Durante la segunda vuelta electoral, Bolsonaro prometió destinar alrededor del 3 por ciento del Producto Interno Bruto (PIB) del Brasil para la CTI, desde el promedio actual de 1,2 por ciento.
 
La medida anunciada la semana pasada es parte de un recorte más amplio. En total, el gobierno dejará de invertir más de 29 mil millones de reales (US$ 7,3 mil millones) del presupuesto general del país aprobado para este año.
 
Por lo tanto, muchas otras áreas también serán afectadas por los recortes determinados por el decreto. Por ejemplo, el presupuesto del Ministerio de la Educación (MEC) perderá el 24,7 por ciento de su asignación original.
 
Eso afectará el acceso de estudiantes a becas concedidas por la Coordinación de Perfeccionamiento de Personal de Nivel Superior, agencia de desarrollo vinculada al MEC para la investigación de posgrado en Brasil. Según el gobierno, la medida tiene como objetivo equilibrar las cuentas fiscales, que hoy tienen un déficit equivalente a US$ 35,4 mil millones.
 
El otorgamiento de los recursos recortados hasta el final del año dependerá del ingreso de recursos adicionales, argumenta el gobierno. Sin embargo, el país todavía enfrenta la peor recesión económica de su historia.
 
Según el físico Luis Davidovich, presidente de la Academia Brasileña de Ciencia (ABC), el presupuesto del CNPq originalmente previsto para 2019 ya correspondía, en dólares, a un tercio del valor de inicio en la década de 1990.
 
“El presupuesto del CNPq en 1990 era de alrededor de US$ 600 millones.

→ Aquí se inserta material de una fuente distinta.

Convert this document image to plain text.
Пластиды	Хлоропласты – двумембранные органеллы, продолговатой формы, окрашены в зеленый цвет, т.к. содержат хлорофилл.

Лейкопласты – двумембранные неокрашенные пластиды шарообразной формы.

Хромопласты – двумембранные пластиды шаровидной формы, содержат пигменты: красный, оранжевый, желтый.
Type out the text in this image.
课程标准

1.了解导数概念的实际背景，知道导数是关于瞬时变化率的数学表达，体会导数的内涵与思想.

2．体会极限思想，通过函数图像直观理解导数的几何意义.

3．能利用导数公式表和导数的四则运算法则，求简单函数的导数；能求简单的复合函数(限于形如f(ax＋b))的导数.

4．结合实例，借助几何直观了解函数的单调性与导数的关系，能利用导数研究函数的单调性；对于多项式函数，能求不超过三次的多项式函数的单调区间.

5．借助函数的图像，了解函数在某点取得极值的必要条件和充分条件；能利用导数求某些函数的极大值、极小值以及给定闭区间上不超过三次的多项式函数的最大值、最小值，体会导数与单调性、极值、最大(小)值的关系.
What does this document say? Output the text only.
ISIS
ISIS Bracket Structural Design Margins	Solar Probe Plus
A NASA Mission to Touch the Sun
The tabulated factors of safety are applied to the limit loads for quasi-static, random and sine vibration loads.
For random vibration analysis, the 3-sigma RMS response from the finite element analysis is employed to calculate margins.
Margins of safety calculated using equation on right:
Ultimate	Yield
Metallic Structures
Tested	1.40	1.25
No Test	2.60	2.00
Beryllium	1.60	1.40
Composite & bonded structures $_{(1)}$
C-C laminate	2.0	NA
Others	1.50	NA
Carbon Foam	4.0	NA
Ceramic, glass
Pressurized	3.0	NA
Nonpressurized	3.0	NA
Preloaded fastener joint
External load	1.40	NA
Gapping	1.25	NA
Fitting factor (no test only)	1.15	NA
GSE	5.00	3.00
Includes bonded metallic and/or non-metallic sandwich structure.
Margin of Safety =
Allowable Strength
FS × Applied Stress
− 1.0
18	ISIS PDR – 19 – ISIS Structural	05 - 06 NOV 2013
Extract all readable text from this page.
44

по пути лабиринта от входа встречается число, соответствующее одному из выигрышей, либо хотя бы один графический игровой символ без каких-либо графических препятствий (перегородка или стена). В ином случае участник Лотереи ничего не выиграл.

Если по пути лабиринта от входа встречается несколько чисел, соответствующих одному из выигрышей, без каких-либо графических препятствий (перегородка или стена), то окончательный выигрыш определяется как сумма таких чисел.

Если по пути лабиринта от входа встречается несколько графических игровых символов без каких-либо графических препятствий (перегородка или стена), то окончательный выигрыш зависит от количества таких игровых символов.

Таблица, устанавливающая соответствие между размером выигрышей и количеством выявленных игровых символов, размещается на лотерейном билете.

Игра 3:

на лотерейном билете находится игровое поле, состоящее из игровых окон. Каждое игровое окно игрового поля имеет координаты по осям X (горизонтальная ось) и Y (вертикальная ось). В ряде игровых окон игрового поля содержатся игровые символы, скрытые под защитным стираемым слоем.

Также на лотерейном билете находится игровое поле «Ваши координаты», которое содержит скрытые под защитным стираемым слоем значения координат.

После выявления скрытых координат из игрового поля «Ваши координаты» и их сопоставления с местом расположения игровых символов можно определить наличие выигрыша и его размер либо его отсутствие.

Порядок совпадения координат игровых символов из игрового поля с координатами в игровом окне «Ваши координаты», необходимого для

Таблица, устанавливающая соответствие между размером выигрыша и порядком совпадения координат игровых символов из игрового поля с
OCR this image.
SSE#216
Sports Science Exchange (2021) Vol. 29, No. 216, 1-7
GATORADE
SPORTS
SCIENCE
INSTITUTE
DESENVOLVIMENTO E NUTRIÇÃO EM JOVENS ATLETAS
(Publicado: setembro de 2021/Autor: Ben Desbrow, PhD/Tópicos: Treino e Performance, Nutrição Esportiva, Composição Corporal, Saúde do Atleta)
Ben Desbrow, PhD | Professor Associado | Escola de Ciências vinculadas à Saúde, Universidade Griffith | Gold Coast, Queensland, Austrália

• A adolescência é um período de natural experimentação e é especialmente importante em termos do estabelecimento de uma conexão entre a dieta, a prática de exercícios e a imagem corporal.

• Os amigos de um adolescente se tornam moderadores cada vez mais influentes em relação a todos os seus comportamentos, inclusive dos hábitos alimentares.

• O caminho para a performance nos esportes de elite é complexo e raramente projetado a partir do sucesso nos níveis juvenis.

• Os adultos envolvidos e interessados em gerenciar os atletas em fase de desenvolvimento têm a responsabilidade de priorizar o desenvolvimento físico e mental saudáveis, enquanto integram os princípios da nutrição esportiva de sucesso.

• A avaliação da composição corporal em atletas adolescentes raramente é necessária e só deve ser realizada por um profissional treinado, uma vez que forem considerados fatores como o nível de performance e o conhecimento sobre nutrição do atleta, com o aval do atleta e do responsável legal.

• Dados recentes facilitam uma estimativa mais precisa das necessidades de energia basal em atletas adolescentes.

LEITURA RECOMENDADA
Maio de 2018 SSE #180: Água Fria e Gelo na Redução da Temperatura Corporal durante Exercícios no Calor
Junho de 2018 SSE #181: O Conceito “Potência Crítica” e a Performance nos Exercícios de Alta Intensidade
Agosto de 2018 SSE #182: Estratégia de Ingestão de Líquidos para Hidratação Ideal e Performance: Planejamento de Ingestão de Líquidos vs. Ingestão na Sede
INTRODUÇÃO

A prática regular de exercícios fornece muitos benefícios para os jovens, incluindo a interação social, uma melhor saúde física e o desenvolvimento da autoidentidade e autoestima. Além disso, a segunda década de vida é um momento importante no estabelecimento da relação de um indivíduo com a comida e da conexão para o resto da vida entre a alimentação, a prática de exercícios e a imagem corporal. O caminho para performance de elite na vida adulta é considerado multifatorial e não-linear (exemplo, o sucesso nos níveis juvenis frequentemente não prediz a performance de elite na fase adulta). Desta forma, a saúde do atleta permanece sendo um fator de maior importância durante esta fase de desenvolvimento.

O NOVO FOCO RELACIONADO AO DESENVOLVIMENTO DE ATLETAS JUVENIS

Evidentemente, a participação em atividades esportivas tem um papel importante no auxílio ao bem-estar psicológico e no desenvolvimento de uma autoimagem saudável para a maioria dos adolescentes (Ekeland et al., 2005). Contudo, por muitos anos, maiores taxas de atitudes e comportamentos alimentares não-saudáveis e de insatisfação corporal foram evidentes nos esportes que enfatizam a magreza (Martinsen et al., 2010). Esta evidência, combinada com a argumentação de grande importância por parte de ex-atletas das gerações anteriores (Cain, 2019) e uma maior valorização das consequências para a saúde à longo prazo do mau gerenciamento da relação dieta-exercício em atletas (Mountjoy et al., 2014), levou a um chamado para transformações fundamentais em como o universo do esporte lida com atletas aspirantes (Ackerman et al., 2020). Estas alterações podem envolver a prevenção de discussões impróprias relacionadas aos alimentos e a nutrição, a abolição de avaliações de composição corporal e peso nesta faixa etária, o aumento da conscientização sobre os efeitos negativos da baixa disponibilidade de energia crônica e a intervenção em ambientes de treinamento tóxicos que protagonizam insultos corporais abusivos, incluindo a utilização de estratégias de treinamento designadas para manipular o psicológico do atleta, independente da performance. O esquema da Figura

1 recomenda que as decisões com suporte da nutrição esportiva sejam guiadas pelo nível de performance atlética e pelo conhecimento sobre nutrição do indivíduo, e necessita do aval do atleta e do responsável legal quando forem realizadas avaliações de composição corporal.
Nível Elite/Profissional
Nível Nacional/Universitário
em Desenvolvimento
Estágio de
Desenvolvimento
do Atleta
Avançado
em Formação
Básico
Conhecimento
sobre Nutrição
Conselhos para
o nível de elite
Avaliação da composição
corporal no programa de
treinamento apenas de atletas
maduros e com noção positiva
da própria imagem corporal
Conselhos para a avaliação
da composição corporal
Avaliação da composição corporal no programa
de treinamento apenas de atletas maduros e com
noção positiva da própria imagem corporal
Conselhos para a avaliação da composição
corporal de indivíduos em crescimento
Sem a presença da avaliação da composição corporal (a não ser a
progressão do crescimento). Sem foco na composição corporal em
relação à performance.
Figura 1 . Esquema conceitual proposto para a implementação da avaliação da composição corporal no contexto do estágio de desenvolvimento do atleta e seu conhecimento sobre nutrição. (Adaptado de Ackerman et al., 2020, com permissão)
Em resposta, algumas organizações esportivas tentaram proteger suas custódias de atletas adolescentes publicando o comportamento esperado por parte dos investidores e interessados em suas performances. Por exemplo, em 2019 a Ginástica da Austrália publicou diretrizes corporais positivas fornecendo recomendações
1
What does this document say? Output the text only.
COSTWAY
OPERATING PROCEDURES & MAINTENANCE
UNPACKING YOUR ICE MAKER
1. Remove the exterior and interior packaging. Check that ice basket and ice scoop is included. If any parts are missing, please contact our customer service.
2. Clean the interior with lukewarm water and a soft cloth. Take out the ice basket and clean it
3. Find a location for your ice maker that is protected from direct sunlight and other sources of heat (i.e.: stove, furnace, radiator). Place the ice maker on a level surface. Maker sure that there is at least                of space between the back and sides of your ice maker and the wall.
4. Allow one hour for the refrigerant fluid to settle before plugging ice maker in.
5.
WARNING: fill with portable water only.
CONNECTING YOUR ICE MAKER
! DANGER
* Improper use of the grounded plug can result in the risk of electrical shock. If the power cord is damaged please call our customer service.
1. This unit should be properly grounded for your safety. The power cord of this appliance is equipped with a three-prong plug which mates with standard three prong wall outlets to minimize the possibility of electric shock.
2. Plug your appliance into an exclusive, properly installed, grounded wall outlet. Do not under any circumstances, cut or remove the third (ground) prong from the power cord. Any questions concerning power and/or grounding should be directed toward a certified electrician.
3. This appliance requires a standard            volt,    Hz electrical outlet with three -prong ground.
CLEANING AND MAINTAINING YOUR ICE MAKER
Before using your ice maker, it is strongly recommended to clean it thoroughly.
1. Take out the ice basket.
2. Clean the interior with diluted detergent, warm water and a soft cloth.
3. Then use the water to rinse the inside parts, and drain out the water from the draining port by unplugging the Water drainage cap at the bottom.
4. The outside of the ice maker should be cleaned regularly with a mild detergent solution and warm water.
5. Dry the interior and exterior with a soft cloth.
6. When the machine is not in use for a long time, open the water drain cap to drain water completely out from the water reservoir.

En 2019, antes del recorte del gobierno, su presupuesto era de aproximadamente US$ 200 millones”, explica a SciDev.Net. “La realidad es que la inversión en CTI en Brasil se encuentra completamente desfasada”, precisa.
 
Añade que la política económica adoptada por el gobierno representa “un atentado al desarrollo y soberanía nacional”, y paralizará aún más las actividades de investigación que benefician directamente a la población en salud, alimentación y seguridad pública, entre otras.
 
Los entrevistados coinciden en que la ABC y la SBPC deberán coordinar con algunos parlamentarios para intentar revertir la medida.
 
“Estamos conversando con el ministro de ciencia y tecnología [Marcos Pontes] y otros políticos para sensibilizar el gobierno en relación a esos recortes”, dice Castro.
 
“Es preciso ampliar la visión de los políticos sobre el tema, de modo que entiendan que el presupuesto para la ciencia y tecnología no es un gasto, sino una inversión”, añade Davidovich.